The thought that I’m helping her make a dream come true brings a lump to my throat. 🙂
She told me that she’s bringing in a style consultant to help her revamp her wardrobe. I don’t think she would have done this before we started her on the decluttering process, as she was ashamed to have people in her home. She’s also planning to repaint the walls once all the clutter is gone.
Decluttering is a key step on the journey towards living the life we want to live.
Next we looked at how she will stay clutter-free once she’s cleared the backlog.
There are four elements to staying clutter-free:
- Reducing incoming clutter
- Managing incoming clutter
- Regularly decluttering all areas of the home
- Developing habits that keep clutter under control.
1. Rose has already made progress on reducing incoming clutter. She’s almost completely stopped using shopping as retail therapy, and now turns down stuff her mother tries to pass onto her whenever she sees her.
2. The main incoming clutter that she needs to process is mail so we talked about how she might manage this, setting up a time and place to deal with it each day, and a weekly session to take any associated actions that she can’t deal with on a daily basis. She’s going to use the fridge door as a sort of pending tray and we discussed how she will need to declutter it regularly to make sure that things don’t stay there longer than they need to.
3. We discussed how, once she’s cleared her backlog, she can create a schedule for a circuit of regular decluttering around her house. Once the backlog is cleared, she won’t need to spend nearly as much time decluttering.

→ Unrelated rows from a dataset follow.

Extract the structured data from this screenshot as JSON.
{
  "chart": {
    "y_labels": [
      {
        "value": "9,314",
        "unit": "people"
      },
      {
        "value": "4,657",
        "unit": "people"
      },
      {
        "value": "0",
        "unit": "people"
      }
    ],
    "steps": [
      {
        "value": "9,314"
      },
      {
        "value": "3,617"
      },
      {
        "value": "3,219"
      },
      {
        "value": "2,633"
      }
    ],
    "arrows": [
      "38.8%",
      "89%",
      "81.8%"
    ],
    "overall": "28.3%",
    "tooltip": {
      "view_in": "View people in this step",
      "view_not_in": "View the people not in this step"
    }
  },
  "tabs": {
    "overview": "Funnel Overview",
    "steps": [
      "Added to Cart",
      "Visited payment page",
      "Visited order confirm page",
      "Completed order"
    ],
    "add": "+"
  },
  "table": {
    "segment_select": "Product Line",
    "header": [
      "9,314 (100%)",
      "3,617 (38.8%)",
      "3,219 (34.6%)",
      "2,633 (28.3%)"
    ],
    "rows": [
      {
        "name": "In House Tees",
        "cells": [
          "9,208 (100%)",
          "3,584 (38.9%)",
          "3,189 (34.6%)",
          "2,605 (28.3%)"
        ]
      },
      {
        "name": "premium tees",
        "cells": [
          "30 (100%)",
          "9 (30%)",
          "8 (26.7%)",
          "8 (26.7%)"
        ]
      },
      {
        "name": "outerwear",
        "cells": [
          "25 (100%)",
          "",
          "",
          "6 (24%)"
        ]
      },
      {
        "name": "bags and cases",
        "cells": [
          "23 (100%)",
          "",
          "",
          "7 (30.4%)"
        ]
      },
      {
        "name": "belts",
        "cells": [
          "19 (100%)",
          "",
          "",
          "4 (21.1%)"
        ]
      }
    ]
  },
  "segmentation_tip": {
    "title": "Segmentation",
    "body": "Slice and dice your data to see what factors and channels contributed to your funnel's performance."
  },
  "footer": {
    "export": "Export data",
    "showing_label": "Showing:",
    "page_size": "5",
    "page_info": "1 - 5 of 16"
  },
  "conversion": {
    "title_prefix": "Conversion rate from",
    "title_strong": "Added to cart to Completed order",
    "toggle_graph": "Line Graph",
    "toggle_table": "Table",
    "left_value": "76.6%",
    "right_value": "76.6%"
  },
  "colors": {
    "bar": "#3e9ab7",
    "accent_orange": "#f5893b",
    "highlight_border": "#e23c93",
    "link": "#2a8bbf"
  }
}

4. And we discussed developing a habit of moving things to their proper place as she moves around her home (and training her son to do the same). Adopting the principle of “Never go empty handed.” (My Mum says that all the time – Mums are always right).

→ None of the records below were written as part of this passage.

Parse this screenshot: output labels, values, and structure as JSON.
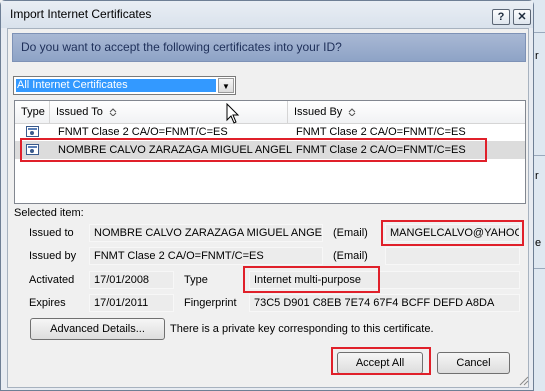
{
  "window": {
    "title": "Import Internet Certificates",
    "help_glyph": "?",
    "close_glyph": "✕"
  },
  "banner": "Do you want to accept the following certificates into your ID?",
  "filter": {
    "selected": "All Internet Certificates",
    "arrow": "▼"
  },
  "list": {
    "headers": {
      "type": "Type",
      "issued_to": "Issued To",
      "issued_by": "Issued By"
    },
    "rows": [
      {
        "issued_to": "FNMT Clase 2 CA/O=FNMT/C=ES",
        "issued_by": "FNMT Clase 2 CA/O=FNMT/C=ES"
      },
      {
        "issued_to": "NOMBRE CALVO ZARAZAGA MIGUEL ANGEL",
        "issued_by": "FNMT Clase 2 CA/O=FNMT/C=ES"
      }
    ]
  },
  "details": {
    "section_label": "Selected item:",
    "issued_to_label": "Issued to",
    "issued_to_value": "NOMBRE CALVO ZARAZAGA MIGUEL ANGEL",
    "email_label": "(Email)",
    "issued_to_email": "MANGELCALVO@YAHOO",
    "issued_by_label": "Issued by",
    "issued_by_value": "FNMT Clase 2 CA/O=FNMT/C=ES",
    "issued_by_email_label": "(Email)",
    "activated_label": "Activated",
    "activated_value": "17/01/2008",
    "type_label": "Type",
    "type_value": "Internet multi-purpose",
    "expires_label": "Expires",
    "expires_value": "17/01/2011",
    "fingerprint_label": "Fingerprint",
    "fingerprint_value": "73C5 D901 C8EB 7E74 67F4 BCFF DEFD A8DA"
  },
  "advanced_button": "Advanced Details...",
  "private_key_note": "There is a private key corresponding to this certificate.",
  "accept_button": "Accept All",
  "cancel_button": "Cancel",
  "background_window": {
    "letter_1": "r",
    "letter_2": "r",
    "letter_3": "e"
  },
  "colors": {
    "banner": "#9cafcf",
    "selection": "#3399ff",
    "highlight_box": "#e0202a"
  }
}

Then we spent our remaining hour decluttering her lounge floor. Working around her cute cat, who kept climbing into our decluttering bags, we filled a bag with recycling, put a small amount of stuff into landfill, added a pair of earrings to the stuff she’s going to sell at a tabletop sale in about a month’s time, and filled a tub with things that belonged elsewhere in the house (including her favourite, much treasured necklace, which she was understandably delighted to find).
I’m so chuffed that she invited me back. It was great to see the progress she’s made, to share her excitement at having a clear and realistic schedule for being clutter-free, and to help her understand how she can stay clutter-free forever.
(NB: I provide a confidential service and only blog about clients when they are comfortable with it. Rose approved this blog posting. Rose is a pseudonym).